If the moral reaction is genuinely about the stealing of the “art”, and not the moment these re-hashed images are available for trade as a store of value, store your own value first. The theft is thereafter immediately provable, and devalued for future NFT status, as the sale/ownership of the original can be proven. If one wants to mutilate the original with photoshop/crayons and call it “art” then one has to own the original pixels first; create the piece’s digital provenance.

@PokerPaint did steal from the photographers… but I feel like they were living in a ground-floor flat in the middle of a busy city centre and left their windows and doors open. If you’ve ever lived in that kind of space, you know what the copper’s face would look like if you told him you went out and left every door and window open and are now complaining your laptop’s gone.


It does sound like victim blaming, it probably is, but it’s not like @PokerPaint’s actions had to be, or were, sly. He’s not been creeping about in your hard drives. He didn’t scam you into sharing a screenshot of your account to start speed-selling your previously secure digital assets.

I agree that @PokerPaint stole those images, but I see he did it in the open, and irrespective of what the law says, it is a very common culture to take people’s images from google and do what you want with them. He appears to have grossly underestimated the level of negative reaction he would receive from his most obvious sales demographic.

Or he didn’t, but figured it was his best shot at cheap marketing.

We can all scream moral outrage, but I am convinced public outrage is not necessarily an indicator of artwork being impossible to sell, by any channel. If the right people perceive any image as “art” and want to buy them, they will.
NFTs mark the age of a new, modern and hyper-technological way to piss resources up the wall and call it “art”, well done, our species.

This question could keep one up at night, the virtue and morality of having works of art with so much value, but again, that’s a question that precedes (causes?) the crime of stealing art.

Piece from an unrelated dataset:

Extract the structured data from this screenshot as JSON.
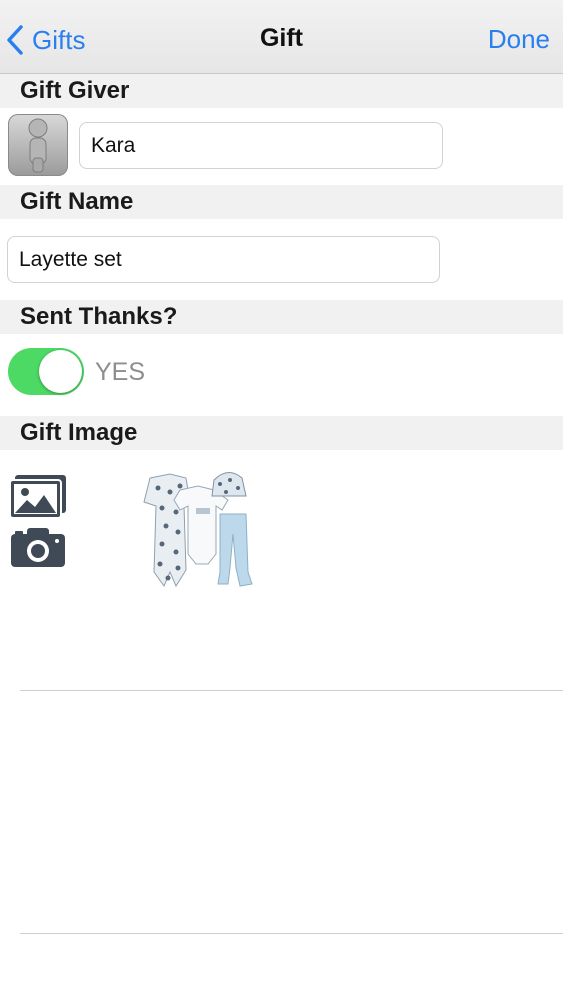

The reason I’ve been struggling with this question, the reason for my ambivalence, is that I can’t be outraged at @PokerPaint for stealing art for his own purposes, because it would be hypocritical, I’ve done it myself, from memes to the header for this blog. I have consistently participated in the culture of stealing people’s original concepts by sharing altered images and videos around.
I have to be outraged that someone would try to, or succeed in, making money from stealing the art, because I’ve never done that.

Or I’ve never been caught doing that.

I think what @PokerPaint has done does constitute theft, but I can’t say I’m a poker player and blame a guy for trying to exploit a leak. We can’t blame one guy for a much wider problem that will only get worse. Anything that can be stored as a digital multimedia file can be an NFT, and if I tweak your original image/video/audio file, it’s a new file. Logically no format creator is safe from this type of theft now or in the future unless technology can be established to protect the work. The law can’t keep up, and costs everyone, except the lawyers, money.

@PokerPaint stole the beautiful poker images, but, photographers, maybe you aren’t close enough to the wider culture of digital art. If you’re making art for art’s sake, you’re doing a great job, but if you want to secure a piece of all future revenue on derivative digital art in a digital age, you probably need to sharpen up.